Encrypted data is indistinguishable from random data, so it is incompressible. The chances of finding anything significant to deduplicate are so low that it's not worth trying.
For that reason, when ever I'm sharing anything I usually encrypt files with my recipients public keys before sending those out. Just to make sure that data is really private and keys are known only to my selected peers. In some cases when I want to make stuff even more private, I encrypt data separately with each recipients public key, so you can't even see list of public key ID's which are required to decrypt the data.

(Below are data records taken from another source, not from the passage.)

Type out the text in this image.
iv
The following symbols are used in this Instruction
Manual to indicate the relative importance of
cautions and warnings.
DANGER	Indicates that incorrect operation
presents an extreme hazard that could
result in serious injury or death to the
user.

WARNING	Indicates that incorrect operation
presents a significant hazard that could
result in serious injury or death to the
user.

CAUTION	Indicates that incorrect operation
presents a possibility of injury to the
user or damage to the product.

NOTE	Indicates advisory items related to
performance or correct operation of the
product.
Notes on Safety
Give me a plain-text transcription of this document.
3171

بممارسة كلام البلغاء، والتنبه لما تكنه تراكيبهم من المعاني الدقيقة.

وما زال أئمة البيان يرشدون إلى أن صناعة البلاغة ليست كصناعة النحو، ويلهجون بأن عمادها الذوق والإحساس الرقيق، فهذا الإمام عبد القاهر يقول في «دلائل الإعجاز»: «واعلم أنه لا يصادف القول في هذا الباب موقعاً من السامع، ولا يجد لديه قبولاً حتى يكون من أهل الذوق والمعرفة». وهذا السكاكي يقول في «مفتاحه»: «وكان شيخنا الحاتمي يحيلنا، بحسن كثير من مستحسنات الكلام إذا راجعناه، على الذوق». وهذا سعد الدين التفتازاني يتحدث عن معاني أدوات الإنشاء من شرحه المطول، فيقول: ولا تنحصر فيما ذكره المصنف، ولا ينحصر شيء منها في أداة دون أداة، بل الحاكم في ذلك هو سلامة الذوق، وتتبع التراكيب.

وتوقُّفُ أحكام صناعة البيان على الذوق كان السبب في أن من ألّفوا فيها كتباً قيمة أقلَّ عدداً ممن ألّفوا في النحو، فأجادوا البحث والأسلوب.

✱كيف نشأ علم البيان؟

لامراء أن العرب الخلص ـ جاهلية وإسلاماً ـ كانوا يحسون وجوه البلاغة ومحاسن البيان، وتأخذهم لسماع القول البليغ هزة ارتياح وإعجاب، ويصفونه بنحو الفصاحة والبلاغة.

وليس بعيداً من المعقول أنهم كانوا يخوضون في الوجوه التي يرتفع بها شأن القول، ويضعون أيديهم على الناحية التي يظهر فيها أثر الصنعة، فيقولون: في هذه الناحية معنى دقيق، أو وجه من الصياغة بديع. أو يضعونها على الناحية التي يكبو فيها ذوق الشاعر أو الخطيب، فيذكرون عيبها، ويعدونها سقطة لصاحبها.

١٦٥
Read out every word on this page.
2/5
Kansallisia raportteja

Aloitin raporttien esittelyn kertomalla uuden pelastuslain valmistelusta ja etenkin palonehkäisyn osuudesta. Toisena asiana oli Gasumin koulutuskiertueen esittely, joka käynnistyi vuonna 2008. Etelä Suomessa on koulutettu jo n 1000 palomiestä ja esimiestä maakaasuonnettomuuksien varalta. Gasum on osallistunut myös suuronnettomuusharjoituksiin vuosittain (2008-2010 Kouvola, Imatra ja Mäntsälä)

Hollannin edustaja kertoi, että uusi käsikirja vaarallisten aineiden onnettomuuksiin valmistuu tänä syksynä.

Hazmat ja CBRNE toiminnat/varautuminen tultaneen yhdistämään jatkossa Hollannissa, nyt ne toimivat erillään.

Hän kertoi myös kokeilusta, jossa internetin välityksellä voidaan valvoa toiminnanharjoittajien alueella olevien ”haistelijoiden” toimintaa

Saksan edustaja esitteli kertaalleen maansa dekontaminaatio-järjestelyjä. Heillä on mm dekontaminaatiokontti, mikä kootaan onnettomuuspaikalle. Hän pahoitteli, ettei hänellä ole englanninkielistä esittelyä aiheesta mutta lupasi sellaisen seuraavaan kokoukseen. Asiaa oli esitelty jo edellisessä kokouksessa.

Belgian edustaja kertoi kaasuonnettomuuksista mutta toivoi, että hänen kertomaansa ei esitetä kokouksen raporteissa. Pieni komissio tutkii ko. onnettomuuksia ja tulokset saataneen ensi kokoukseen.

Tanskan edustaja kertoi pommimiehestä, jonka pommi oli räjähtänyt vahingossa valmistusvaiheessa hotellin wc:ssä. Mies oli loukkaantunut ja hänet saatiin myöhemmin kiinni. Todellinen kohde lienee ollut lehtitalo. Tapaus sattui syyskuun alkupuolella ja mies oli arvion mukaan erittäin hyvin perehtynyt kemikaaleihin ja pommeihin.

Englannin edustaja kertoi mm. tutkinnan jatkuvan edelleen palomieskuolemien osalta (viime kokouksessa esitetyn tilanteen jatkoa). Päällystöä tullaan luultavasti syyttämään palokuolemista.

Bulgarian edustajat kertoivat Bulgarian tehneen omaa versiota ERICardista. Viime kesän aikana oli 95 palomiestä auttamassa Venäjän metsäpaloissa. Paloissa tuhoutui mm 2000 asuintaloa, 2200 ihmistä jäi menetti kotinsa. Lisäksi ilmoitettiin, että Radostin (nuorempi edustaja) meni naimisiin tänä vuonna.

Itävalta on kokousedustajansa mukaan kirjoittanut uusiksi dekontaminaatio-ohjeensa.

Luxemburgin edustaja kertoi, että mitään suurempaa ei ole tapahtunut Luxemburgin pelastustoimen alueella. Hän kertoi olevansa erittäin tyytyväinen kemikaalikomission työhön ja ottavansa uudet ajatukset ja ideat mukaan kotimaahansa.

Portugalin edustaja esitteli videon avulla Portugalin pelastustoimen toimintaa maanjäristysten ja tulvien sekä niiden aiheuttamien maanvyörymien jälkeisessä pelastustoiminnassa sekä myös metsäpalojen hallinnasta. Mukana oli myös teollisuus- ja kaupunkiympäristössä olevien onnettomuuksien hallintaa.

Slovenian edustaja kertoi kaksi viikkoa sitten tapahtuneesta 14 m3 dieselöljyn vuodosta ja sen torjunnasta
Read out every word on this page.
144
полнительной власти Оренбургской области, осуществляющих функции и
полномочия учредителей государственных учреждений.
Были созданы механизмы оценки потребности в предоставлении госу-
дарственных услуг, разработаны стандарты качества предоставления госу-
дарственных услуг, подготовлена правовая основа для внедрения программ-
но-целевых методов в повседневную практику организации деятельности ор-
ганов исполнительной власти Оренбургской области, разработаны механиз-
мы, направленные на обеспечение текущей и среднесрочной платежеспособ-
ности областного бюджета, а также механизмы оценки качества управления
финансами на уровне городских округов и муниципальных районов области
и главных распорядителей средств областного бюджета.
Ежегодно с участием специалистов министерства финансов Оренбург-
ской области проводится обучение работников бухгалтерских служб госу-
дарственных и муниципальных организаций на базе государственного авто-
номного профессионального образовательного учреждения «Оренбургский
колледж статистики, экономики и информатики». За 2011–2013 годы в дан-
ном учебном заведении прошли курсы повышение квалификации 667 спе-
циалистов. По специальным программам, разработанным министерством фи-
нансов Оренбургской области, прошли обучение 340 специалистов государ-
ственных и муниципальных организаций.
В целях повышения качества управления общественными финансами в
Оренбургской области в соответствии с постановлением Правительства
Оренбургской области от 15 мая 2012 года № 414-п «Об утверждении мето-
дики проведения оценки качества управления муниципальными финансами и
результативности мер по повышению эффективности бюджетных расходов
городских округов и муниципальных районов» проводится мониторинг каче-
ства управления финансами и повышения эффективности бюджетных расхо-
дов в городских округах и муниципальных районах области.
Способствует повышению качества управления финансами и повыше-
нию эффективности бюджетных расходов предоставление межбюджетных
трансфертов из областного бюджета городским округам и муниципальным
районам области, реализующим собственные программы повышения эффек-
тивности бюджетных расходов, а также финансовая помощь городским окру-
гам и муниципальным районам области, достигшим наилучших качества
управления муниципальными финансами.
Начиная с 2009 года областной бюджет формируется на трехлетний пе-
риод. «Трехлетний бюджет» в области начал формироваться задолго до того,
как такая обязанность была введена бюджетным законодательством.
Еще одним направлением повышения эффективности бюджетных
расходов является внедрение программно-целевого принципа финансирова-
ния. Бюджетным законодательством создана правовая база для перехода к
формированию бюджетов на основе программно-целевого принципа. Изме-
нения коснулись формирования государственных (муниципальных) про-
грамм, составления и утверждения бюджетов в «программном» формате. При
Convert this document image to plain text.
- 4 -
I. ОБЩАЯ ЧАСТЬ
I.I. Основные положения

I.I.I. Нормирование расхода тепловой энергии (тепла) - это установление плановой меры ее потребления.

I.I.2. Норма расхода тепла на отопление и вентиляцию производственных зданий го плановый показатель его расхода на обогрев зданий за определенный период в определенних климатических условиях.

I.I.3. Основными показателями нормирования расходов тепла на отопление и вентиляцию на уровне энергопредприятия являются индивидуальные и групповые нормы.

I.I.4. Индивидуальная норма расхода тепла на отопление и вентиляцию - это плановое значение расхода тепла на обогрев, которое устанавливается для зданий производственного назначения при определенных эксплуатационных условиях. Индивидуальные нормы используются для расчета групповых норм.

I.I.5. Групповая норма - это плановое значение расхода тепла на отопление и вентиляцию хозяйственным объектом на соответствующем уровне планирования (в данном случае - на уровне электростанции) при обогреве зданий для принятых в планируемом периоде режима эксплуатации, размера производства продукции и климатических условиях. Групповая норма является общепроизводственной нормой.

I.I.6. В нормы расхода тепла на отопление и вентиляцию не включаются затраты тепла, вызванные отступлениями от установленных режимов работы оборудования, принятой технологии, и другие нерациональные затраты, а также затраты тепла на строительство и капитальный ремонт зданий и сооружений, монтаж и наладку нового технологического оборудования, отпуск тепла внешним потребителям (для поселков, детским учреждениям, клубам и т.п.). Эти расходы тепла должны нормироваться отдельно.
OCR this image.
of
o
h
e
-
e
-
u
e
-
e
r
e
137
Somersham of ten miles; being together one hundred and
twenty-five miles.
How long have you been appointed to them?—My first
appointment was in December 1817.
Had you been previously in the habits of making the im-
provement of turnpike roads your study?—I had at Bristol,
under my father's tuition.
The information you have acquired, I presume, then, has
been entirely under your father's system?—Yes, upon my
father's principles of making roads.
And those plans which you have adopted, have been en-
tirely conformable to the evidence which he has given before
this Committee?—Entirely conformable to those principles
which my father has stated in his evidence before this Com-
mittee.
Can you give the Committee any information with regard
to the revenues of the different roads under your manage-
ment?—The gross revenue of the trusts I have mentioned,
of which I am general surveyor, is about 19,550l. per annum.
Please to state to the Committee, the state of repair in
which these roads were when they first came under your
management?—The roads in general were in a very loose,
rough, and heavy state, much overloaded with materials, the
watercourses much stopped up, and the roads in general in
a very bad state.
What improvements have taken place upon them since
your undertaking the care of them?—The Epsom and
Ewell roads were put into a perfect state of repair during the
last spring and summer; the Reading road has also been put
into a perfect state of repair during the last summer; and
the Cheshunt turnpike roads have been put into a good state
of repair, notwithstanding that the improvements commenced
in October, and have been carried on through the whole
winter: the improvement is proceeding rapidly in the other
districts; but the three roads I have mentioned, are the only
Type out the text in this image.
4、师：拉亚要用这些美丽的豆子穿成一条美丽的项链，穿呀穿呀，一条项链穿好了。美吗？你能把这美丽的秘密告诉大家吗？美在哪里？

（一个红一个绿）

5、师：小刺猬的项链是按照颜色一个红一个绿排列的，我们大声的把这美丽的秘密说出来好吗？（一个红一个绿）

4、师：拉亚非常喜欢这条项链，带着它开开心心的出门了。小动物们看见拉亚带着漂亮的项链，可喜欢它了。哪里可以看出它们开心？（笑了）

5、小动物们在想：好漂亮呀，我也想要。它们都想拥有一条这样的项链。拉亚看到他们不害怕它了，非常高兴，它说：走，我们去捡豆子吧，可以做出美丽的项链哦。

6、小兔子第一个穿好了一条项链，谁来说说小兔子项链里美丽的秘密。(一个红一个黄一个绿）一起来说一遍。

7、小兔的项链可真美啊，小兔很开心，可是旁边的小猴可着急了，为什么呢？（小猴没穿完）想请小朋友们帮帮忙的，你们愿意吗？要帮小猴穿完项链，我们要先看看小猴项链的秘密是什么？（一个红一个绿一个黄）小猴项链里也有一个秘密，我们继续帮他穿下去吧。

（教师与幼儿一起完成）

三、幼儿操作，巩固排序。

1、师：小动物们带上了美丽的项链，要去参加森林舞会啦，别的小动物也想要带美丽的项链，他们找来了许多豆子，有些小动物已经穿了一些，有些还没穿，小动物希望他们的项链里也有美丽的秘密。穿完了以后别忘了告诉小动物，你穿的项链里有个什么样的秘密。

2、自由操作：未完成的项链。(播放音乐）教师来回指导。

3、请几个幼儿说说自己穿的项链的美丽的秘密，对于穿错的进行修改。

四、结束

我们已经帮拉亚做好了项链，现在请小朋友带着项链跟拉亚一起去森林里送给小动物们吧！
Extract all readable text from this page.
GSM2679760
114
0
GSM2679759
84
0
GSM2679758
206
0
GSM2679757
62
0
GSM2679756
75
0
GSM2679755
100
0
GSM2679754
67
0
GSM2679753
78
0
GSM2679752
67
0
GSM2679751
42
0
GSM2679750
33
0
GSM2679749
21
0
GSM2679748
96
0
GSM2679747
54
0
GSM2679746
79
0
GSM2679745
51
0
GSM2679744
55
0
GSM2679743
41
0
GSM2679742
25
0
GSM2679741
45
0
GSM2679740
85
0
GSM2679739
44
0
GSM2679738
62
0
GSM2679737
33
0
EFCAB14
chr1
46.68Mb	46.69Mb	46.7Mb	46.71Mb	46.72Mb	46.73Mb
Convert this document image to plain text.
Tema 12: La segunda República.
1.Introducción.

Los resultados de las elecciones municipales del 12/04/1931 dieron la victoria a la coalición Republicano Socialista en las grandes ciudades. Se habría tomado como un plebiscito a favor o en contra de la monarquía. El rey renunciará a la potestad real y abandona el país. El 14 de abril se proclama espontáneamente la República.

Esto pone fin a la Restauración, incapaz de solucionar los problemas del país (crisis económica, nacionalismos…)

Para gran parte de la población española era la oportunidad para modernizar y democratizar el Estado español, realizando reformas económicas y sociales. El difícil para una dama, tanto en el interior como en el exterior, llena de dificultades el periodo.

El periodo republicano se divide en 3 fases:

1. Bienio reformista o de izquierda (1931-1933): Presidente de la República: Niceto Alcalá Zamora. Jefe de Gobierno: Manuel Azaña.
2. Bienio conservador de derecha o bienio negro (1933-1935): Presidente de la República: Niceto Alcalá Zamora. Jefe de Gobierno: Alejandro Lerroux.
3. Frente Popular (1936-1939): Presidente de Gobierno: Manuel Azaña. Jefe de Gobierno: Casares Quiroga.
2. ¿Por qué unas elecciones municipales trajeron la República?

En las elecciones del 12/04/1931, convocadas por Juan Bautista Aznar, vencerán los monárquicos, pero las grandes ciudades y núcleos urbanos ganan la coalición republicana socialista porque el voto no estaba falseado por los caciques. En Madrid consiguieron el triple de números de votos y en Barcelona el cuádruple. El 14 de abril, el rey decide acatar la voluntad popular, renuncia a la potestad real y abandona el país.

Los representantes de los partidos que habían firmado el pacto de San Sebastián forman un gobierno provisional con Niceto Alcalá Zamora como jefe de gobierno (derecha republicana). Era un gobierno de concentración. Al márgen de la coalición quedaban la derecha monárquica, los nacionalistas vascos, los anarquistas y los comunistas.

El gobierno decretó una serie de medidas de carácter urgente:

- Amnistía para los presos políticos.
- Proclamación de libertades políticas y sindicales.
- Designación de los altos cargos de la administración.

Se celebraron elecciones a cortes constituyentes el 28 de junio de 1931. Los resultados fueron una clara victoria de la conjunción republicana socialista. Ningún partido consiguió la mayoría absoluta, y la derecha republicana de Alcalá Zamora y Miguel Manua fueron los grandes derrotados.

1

I also have 'secure work station' which is hardened and not connected to internet. That's the workstation I use to decrypt, handle and encrypt data. Only encrypted and signed data is allowed to come and go to that workstation.
Not sure I understand this, how can you deduplicate if every file is encrypted via a random key?
Then, on the user side, they store an per-user encrypted index (random, counter, MAC) to those individual chunks to represent the file.
That way, they can only see giant encrypted blocks of data, and per-user encrypted indexes to data. But it is all encrypted.
They would need to hack into accounts by keylogging passwords to decrypt the indexes and see what files users can actually access.
Public links could be shared by giving out a key in the URL that is a file containing indexes to other blocks. So whoever knows the URL, knows the index, and can get the data.
That is the way I'd design it, at least... :)
They never get to see your key or what is in the file.
Of course this will only give you the key to that one particular file, not any other files that you do not have yourself.
Assuming that it works this way, it would allow Mega to figure out if you own a known "bad" file. Just take something like "New_Jay-Z_Album.zip," hash it, and try the hash against your encrypted files. It seems like Kim is trying to avoid this problem.
"File integrity is verified using chunked CBC-MAC. Chunk sizes start at 128 KB and increase to 1 MB, which is a reasonable balance between space required to store the chunk MACs and the average overhead for integrity-checking partial reads."
Also, if you believe Microsoft Outlook, there's something called "compressible encryption", which implies there are encryption schemes that aren't exactly random, meaning in turn that not all N-bit blocks are equally likely.
not to mention metadata associated with such a small block would be probably more than the size of the block itself.
However given a file Mega would be able to tell whether they stored that file, eliminating the plausible deniability they're aiming for.